De um lado para o outro a agitação das pessoas fazia crer que aquela praia não era a simples praia a que estava destinada ser, mas sim outra coisa, outra invenção confusa a que o homem se fixa para dar espaço às suas memórias, à sua vida. As toalhas, espraiadas aqui e ali, pintavam uma nova paisagem sobre a areia fina que parecia servir o propósito duma tela onde um qualquer artista dá vida ao que é inerte. De todas as pessoas que estavam ali naquela praia e que se agitavam em conversas tão difusas quanto os seus pensamentos, havia uma pessoa que parecia estar ali um pouco à parte de todas: não só não tinha toalha onde pudesse ancorar o seu corpo, como também não tinha palavras com que pudesse romper com o seu próprio silêncio e assim participar em qualquer conversa, mais ou menos interessante.
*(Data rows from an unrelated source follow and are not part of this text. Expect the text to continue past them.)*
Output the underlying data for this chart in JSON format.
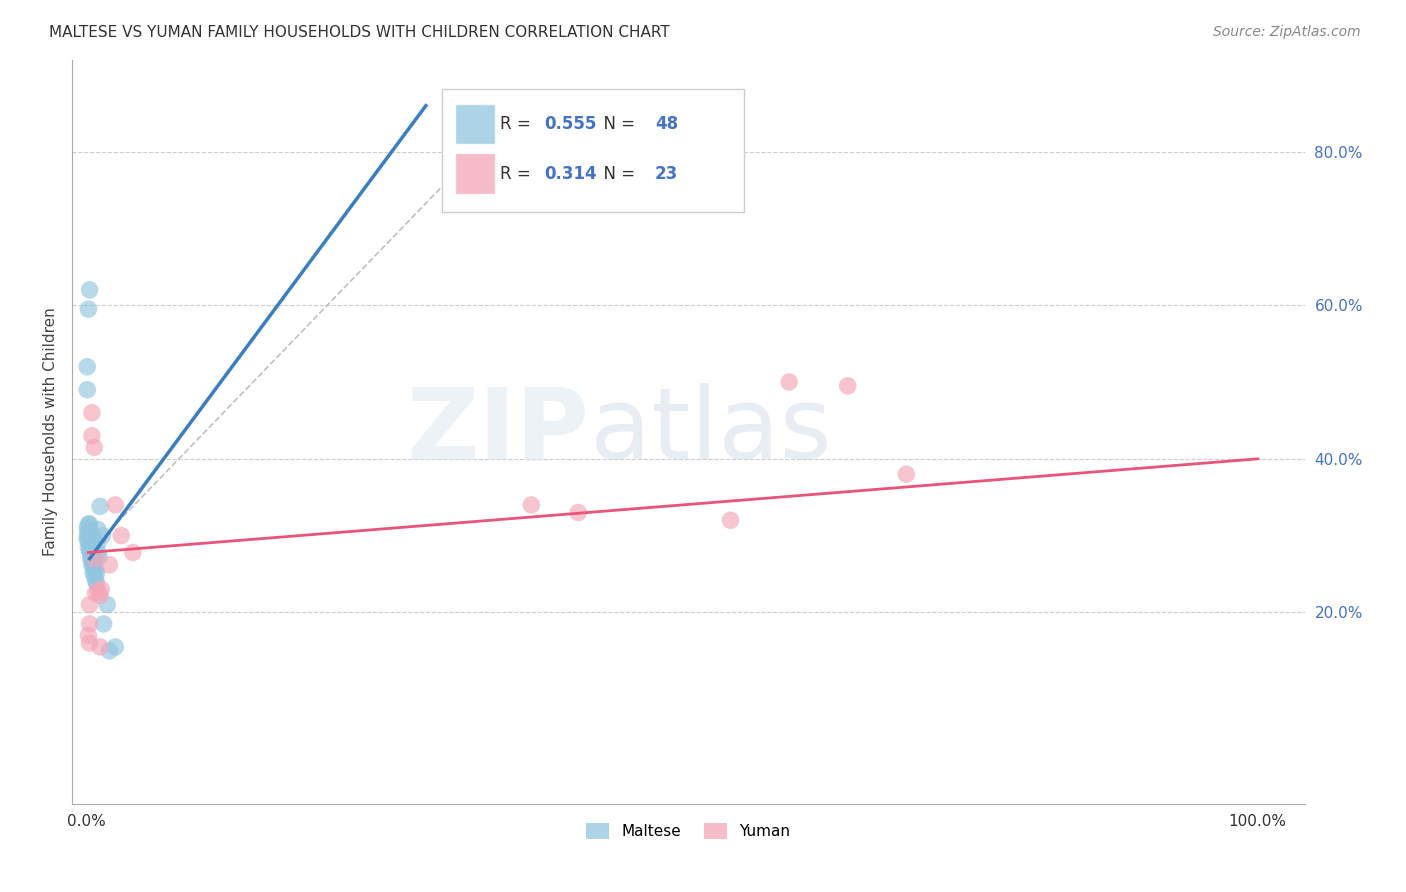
{
  "title": "MALTESE VS YUMAN FAMILY HOUSEHOLDS WITH CHILDREN CORRELATION CHART",
  "source": "Source: ZipAtlas.com",
  "ylabel": "Family Households with Children",
  "xtick_labels": [
    "0.0%",
    "",
    "",
    "",
    "",
    "100.0%"
  ],
  "xtick_positions": [
    0.0,
    0.2,
    0.4,
    0.6,
    0.8,
    1.0
  ],
  "ytick_labels_right": [
    "20.0%",
    "40.0%",
    "60.0%",
    "80.0%"
  ],
  "ytick_positions_right": [
    0.2,
    0.4,
    0.6,
    0.8
  ],
  "legend_label1": "Maltese",
  "legend_label2": "Yuman",
  "r1": 0.555,
  "n1": 48,
  "r2": 0.314,
  "n2": 23,
  "blue_scatter_color": "#92c5de",
  "pink_scatter_color": "#f4a6b8",
  "blue_line_color": "#3a7ebf",
  "pink_line_color": "#e8547a",
  "dashed_line_color": "#b0b0b0",
  "blue_line_x": [
    0.003,
    0.29
  ],
  "blue_line_y": [
    0.27,
    0.86
  ],
  "pink_line_x": [
    0.002,
    1.0
  ],
  "pink_line_y": [
    0.278,
    0.4
  ],
  "dashed_line_x": [
    0.0,
    0.38
  ],
  "dashed_line_y": [
    0.275,
    0.875
  ],
  "maltese_x": [
    0.001,
    0.001,
    0.001,
    0.002,
    0.002,
    0.002,
    0.002,
    0.003,
    0.003,
    0.003,
    0.003,
    0.003,
    0.004,
    0.004,
    0.004,
    0.004,
    0.004,
    0.005,
    0.005,
    0.005,
    0.005,
    0.005,
    0.006,
    0.006,
    0.006,
    0.006,
    0.006,
    0.007,
    0.007,
    0.007,
    0.008,
    0.008,
    0.009,
    0.009,
    0.01,
    0.01,
    0.01,
    0.011,
    0.012,
    0.014,
    0.015,
    0.018,
    0.02,
    0.025,
    0.001,
    0.003,
    0.002,
    0.001
  ],
  "maltese_y": [
    0.295,
    0.3,
    0.31,
    0.285,
    0.295,
    0.305,
    0.315,
    0.28,
    0.29,
    0.295,
    0.305,
    0.315,
    0.27,
    0.278,
    0.29,
    0.295,
    0.302,
    0.262,
    0.27,
    0.278,
    0.29,
    0.3,
    0.252,
    0.262,
    0.272,
    0.282,
    0.295,
    0.248,
    0.26,
    0.27,
    0.242,
    0.255,
    0.238,
    0.252,
    0.278,
    0.29,
    0.308,
    0.272,
    0.338,
    0.3,
    0.185,
    0.21,
    0.15,
    0.155,
    0.49,
    0.62,
    0.595,
    0.52
  ],
  "yuman_x": [
    0.002,
    0.003,
    0.003,
    0.005,
    0.005,
    0.007,
    0.008,
    0.01,
    0.012,
    0.013,
    0.02,
    0.025,
    0.03,
    0.04,
    0.38,
    0.42,
    0.55,
    0.6,
    0.65,
    0.7,
    0.003,
    0.008,
    0.012
  ],
  "yuman_y": [
    0.17,
    0.16,
    0.21,
    0.46,
    0.43,
    0.415,
    0.27,
    0.228,
    0.222,
    0.23,
    0.262,
    0.34,
    0.3,
    0.278,
    0.34,
    0.33,
    0.32,
    0.5,
    0.495,
    0.38,
    0.185,
    0.225,
    0.155
  ]
}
Essa pessoa era um jovem rapaz, alto e moreno, que estava ali pelo mesmo motivo desconhecido que todas as outras pessoas, no entanto, a sua presença ali parecia-lhe confusa, pois o silêncio que nele habitava não estava em sintonia com o imenso barulho corporalizado nas correrias, nos saltos, nos risos, nos gritos, e nos muitos outros sons audíveis que serviam apenas como orquestra de fundo duma sintonia incompreensível. Esse rapaz alto e moreno, ao ver-se confusamente ali inserido, não podia deixar de deambular dum lado para o outro como que à procura dum lugar que lhe fizesse mais sentido, dum lugar onde pudesse ancorar tranquilamente o seu corpo e com isso, também, os seus pensamentos. O sol estava um pouco mais baixo e perdido no horizonte que o costume para aquelas horas do dia, mas apesar daquela distância ele parecia observar, como ninguém, todos os passos deste jovem rapaz. Só as nuvens pareciam se intrometer, de tempos a tempos, entre os dois. 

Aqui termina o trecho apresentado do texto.